A tidy little résumé, sure -- no doubt good enough to secure a free ticket to the preview of a Robert De Niro film. But same-line, over-the-title, second billing in a Robert De Niro film? He's Edward Burns, not Robert Duvall. He's not even Ray Liotta, for crying out loud. In fact, let's compare Burns to another young director with one critically lauded supporting role in a war film under his belt: Spike Jonze. (Of course, Jonze has done one thing that Burns hasn't: directed a good movie.) Now, which of these two deserves more fame? And which one has more? And why is that? We'll give you a hint: the answer includes the words "Graham" and "Turlington."
Certainly, we've all marveled at the inspiring tale of how Ed Burns pulled himself up from a production assistant on Entertainment Tonight to become the darling of Sundance. ("Once I was promoting pap. Now I'm making it!") And yes, he enjoyed good reviews for his role in Saving Private Ryan, but they were largely of the "good God, he didn't suck" variety. But apparently, in the Bizarro World just on the other side of the inter-dimensional membrane, good-God-he-didn't-suck is enough to vault you onto the A list.
Or perhaps, on this side of the cosmic divide, it's possible, with enough pluck, to spin an Horatio Alger-esque back story, a single batch of good reviews, and a string of paparazzi-friendly relationships and smoochie photo ops into something resembling stardom.

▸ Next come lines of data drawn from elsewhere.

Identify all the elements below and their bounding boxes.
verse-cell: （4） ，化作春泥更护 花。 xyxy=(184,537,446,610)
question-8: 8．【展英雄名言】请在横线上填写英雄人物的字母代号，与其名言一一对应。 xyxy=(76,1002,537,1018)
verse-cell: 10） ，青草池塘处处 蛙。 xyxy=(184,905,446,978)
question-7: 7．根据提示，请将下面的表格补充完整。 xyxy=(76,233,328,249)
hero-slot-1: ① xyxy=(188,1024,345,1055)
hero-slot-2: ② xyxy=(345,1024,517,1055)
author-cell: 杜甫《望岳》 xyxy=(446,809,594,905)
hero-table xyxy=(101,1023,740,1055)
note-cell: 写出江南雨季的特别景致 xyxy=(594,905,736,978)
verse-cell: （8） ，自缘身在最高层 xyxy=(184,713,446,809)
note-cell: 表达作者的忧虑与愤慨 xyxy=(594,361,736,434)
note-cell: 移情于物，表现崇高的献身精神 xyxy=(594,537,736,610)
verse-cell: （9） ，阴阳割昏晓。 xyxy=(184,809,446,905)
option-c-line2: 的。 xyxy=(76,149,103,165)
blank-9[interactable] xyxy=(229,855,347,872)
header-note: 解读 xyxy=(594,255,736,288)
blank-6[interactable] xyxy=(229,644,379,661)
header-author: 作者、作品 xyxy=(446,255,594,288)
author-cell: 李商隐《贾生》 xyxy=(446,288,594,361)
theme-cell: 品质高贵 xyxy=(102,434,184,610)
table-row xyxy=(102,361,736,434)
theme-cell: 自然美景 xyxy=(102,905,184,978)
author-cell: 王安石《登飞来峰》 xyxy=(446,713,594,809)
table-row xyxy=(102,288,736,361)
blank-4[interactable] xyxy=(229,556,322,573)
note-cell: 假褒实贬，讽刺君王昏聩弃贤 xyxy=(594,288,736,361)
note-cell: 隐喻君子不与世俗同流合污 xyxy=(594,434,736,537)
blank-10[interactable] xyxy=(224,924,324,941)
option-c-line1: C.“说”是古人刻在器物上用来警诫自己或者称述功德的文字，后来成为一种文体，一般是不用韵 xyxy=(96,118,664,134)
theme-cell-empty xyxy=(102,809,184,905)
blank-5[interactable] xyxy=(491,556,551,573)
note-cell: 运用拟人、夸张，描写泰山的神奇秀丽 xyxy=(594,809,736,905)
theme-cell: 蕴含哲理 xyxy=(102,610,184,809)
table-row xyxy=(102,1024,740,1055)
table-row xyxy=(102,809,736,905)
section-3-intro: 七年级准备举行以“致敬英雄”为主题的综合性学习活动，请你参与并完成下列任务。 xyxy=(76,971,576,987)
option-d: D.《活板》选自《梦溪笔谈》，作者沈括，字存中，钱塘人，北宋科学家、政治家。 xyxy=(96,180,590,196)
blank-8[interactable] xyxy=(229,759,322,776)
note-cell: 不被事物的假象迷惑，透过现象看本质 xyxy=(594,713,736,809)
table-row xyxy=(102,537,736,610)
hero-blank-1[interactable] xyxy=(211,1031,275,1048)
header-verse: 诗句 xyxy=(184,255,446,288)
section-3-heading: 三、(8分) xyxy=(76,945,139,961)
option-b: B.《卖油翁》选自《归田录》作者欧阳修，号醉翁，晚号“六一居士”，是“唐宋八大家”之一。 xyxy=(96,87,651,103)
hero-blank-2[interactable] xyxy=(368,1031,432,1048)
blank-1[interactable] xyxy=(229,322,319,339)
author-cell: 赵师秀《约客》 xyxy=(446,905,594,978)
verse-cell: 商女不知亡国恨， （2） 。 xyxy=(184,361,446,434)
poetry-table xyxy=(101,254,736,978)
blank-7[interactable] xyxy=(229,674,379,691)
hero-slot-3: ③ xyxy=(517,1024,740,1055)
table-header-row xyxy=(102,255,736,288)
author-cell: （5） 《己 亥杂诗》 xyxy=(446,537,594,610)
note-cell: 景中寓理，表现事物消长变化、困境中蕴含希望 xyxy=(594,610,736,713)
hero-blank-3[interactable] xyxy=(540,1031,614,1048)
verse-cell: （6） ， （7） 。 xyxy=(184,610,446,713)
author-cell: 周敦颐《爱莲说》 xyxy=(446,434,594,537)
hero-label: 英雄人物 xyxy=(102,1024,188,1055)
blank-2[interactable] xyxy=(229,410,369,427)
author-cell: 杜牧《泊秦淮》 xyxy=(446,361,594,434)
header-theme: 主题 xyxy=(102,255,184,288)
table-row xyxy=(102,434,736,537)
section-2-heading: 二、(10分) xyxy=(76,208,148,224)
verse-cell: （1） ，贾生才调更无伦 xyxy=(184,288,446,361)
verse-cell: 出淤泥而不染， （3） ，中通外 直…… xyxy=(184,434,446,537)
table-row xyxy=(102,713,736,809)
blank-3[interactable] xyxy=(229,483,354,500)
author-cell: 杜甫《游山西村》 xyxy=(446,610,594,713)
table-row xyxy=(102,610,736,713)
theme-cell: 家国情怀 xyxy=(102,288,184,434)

Because who in America can't get behind a nervy young upstart/serial-dater with a gleam in his eye and a hand on the next rung up? Well, we can't. And Kelsey Grammer (who's also in Fifteen Minutes but who gets no billing on the poster whatsoever) might not be nuts about it. And we're betting Tom Sizemore, Adam Goldberg, Giovanni Ribisi, Barry Pepper, and Vin Diesel -- Burns's more talented co-stars in Private Ryan -- probably aren't doing cartwheels over the whole thing. But other than us, Frasier, and all the members of the supporting cast of Private Ryan who didn't date Heather Graham, then who?